Si è tenuto oggi a Milano – per iniziativa di Alleanza Assicurazioni – un incontro con la stampa sulla riforma del TFR, durante il quale il gruppo assicurativo ha preso in esame gli elementi che caratterizzano il nuovo sistema pensionistico che comporterà una scelta difficile e irreversibile per i lavoratori del settore privato, ad esclusione dei pubblici dipendenti per i quali continua ad applicarsi la disciplina previgente.

Nel corso dell’incontro, che si proponeva l’obiettivo di fare il punto sulle riforme Amato e Dini – che prevedono rispettivamente la modifica nell’ambito del sistema retributivo (pensione calcolata sulle ultime retribuzioni percepite dal lavoratore, elevazione dell’età pensionabile da 55 a 60 anni per le donne, innalzamento del minimo contributivo da 15 a 20 anni, etc.), e l’introduzione del sistema contributivo (pensione calcolata in funzione dei contributi realmente versati dal lavoratore, etc.) – sono state prese in esame le conseguenze per i lavoratori che entro il 30 giugno prossimo dovranno decidere cosa fare del TFR (trattamento di fine rapporto) maturato.

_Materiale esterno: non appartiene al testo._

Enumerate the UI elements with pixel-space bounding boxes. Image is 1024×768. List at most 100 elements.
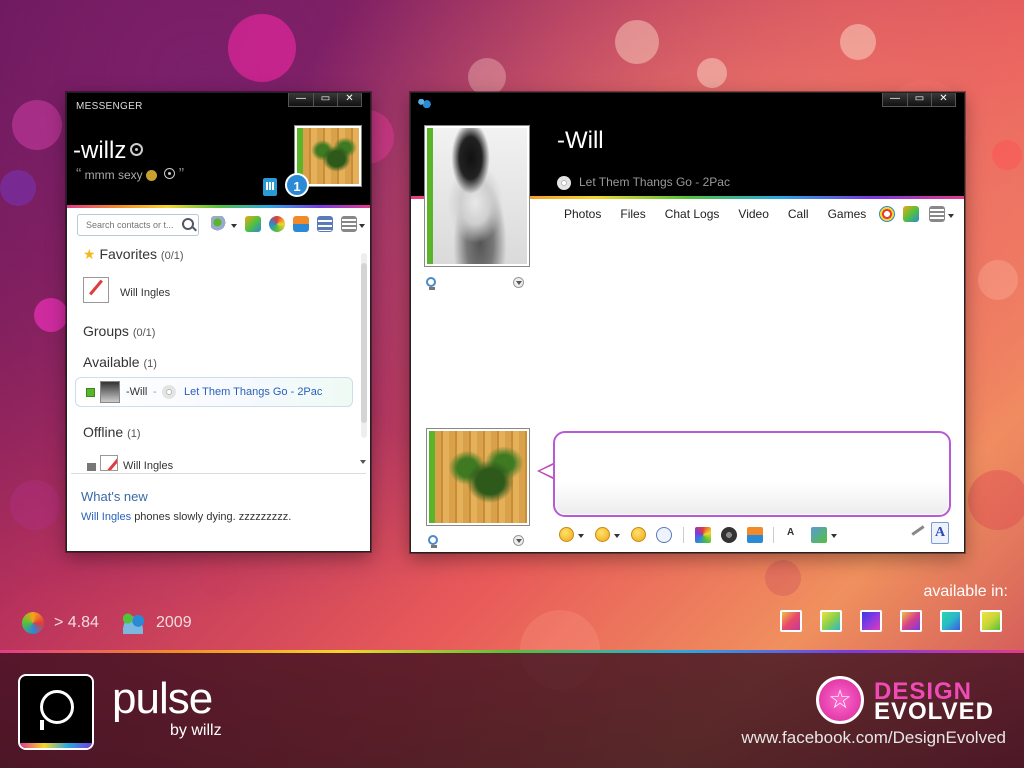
contact-picture[interactable] [83,277,109,303]
color-swatch-1[interactable] [780,610,802,632]
contact-list-scrollbar[interactable] [361,253,367,438]
menu-video[interactable]: Video [738,207,768,221]
star-icon: ☆ [828,684,852,714]
user-nickname[interactable]: -willz [73,137,144,165]
picture-menu-button[interactable] [513,535,524,546]
spellcheck-icon[interactable]: A [787,527,803,543]
news-contact-link[interactable]: Will Ingles [81,511,131,523]
messenger-logo-icon[interactable] [903,206,919,222]
chevron-down-icon[interactable] [578,534,584,538]
search-box[interactable] [77,214,199,236]
groups-group[interactable]: Groups (0/1) [83,323,155,339]
offline-count: (1) [127,428,141,440]
now-playing-text: Let Them Thangs Go - 2Pac [184,386,323,398]
brand-bottom: EVOLVED [874,698,994,725]
pencil-icon[interactable] [911,525,925,536]
plugin-icon[interactable] [269,216,285,232]
activities-icon[interactable] [879,206,895,222]
window-controls: — ▭ ✕ [288,93,362,107]
chevron-down-icon[interactable] [948,214,954,218]
cd-icon [162,385,176,399]
chevron-down-icon[interactable] [231,224,237,228]
news-item[interactable]: Will Ingles phones slowly dying. zzzzzzz… [81,511,291,523]
wink-icon[interactable] [595,527,610,542]
available-group[interactable]: Available (1) [83,354,157,370]
design-evolved-logo-icon: ☆ [816,676,864,724]
color-swatch-6[interactable] [980,610,1002,632]
list-divider [71,473,366,474]
messenger-header: MESSENGER — ▭ ✕ -willz “ mmm sexy ” 1 [67,93,370,205]
online-status-icon [86,388,95,397]
favorites-label: Favorites [99,246,158,262]
contact-display-picture[interactable] [424,125,530,267]
close-button[interactable]: ✕ [931,93,955,106]
search-icon[interactable] [182,218,194,230]
offline-label: Offline [83,424,124,440]
message-input[interactable] [555,433,949,515]
nudge-icon[interactable] [631,527,646,542]
webcam-icon[interactable] [428,535,438,548]
picture-menu-button[interactable] [513,277,524,288]
send-file-icon[interactable] [811,527,827,543]
winks-icon[interactable] [721,527,737,543]
emoticon-icon[interactable] [559,527,574,542]
favorite-contact-name[interactable]: Will Ingles [120,287,170,299]
shield-icon[interactable] [747,527,763,543]
news-text: phones slowly dying. zzzzzzzzz. [134,511,292,523]
menu-chat-logs[interactable]: Chat Logs [665,207,720,221]
search-input[interactable] [78,215,178,235]
offline-group[interactable]: Offline (1) [83,424,141,440]
chevron-down-icon[interactable] [359,224,365,228]
psm-circle-icon [164,168,176,180]
webcam-icon[interactable] [426,277,436,290]
maximize-button[interactable]: ▭ [907,93,931,106]
font-icon[interactable]: A [931,522,949,544]
menu-icon[interactable] [929,206,945,222]
add-contact-icon[interactable] [211,216,227,232]
messenger-buddy-icon[interactable] [417,97,431,109]
status-icon[interactable] [130,143,144,157]
personal-message[interactable]: “ mmm sexy ” [76,166,184,184]
color-swatch-3[interactable] [860,610,882,632]
menu-photos[interactable]: Photos [564,207,601,221]
color-swatch-2[interactable] [820,610,842,632]
menu-files[interactable]: Files [620,207,645,221]
chat-window: — ▭ ✕ -Will Let Them Thangs Go - 2Pac Ph… [410,92,965,553]
available-in-label: available in: [923,583,1009,600]
color-swatch-4[interactable] [900,610,922,632]
offline-contact-name[interactable]: Will Ingles [123,460,173,472]
menu-icon[interactable] [341,216,357,232]
header-divider [67,205,370,208]
bubble-tail [537,463,553,479]
year-text: 2009 [156,614,192,631]
whats-new-heading[interactable]: What's new [81,489,148,504]
close-button[interactable]: ✕ [337,93,361,106]
chevron-down-icon[interactable] [831,534,837,538]
groups-count: (0/1) [132,327,156,339]
shield-icon[interactable] [293,216,309,232]
color-swatch-5[interactable] [940,610,962,632]
contact-row-selected[interactable]: -Will - Let Them Thangs Go - 2Pac [75,377,353,407]
chat-contact-name: -Will [557,127,604,154]
version-text: > 4.84 [54,614,99,631]
background-icon[interactable] [695,527,711,543]
bonsai-image [303,128,359,184]
minimize-button[interactable]: — [883,93,907,106]
contact-picture[interactable] [100,455,118,471]
scroll-down-icon[interactable] [360,460,366,464]
layout-icon[interactable] [317,216,333,232]
minimize-button[interactable]: — [289,93,313,106]
toolbar-separator [683,527,684,543]
user-display-picture[interactable] [426,428,530,526]
messenger-logo-icon[interactable] [245,216,261,232]
menu-games[interactable]: Games [828,207,867,221]
notification-badge[interactable]: 1 [285,173,309,197]
maximize-button[interactable]: ▭ [313,93,337,106]
message-input-box[interactable] [553,431,951,517]
facebook-url[interactable]: www.facebook.com/DesignEvolved [741,728,1006,748]
favorites-group[interactable]: ★ Favorites (0/1) [83,246,184,263]
chevron-down-icon[interactable] [614,534,620,538]
voice-clip-icon[interactable] [656,527,672,543]
mobile-icon[interactable] [263,178,277,196]
menu-call[interactable]: Call [788,207,809,221]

La Legge finanziaria approvata nel dicembre dello scorso anno, che ha anticipato al 1° gennaio 2007 l’entrata della Riforma della previdenza complementare introduce infatti il meccanismo del silenzio/assenso sulla destinazione del TFR, che potrebbe rivelarsi molto pericoloso per il lavoratore stesso in quanto irreversibile in caso di non scelta, poiché il TFR finirebbe irrevocabilmente nella previdenza complimentare, mentre in alternativa se lasciato in azienda potrà sempre decidere diversamente in futuro. "Si tratta di un bivio insidioso, che di fatto tende a forzare la scelta del lavoratore", ha spiegato a Help Consumatori Daniele Pesce, direttore del marketing di Alleanza assicurazioni, precisando che ogni lavoratore dovrà prendere la sua decisione in funzione della situazione previdenziale e alle attese relative alla pensione pubblica maturata.

Entro il 30 giugno prossimo in effetti il lavoratore si troverà davanti a un scelta che non consente ripensamenti: se lasciare il TFR in azienda, sapendo che se fino a ieri andava in pensione con una rendita pari al 70% dell’ultima retribuzione e una liquidazione (TFR) immediatamente spendibile, con l’introduzione del nuovo sistema pensionistico il lavoratore andrà in pensione più tardi, con una rendita pari al 50%-60% dell’ultima retribuzione ma dovrà decidere se tenersi la liquidazione maturata e una pensione più bassa, o se investirla nella speranza di avere una pensione vicina all’80% dell’ultima retribuzione, perdendo però il TFR maturato.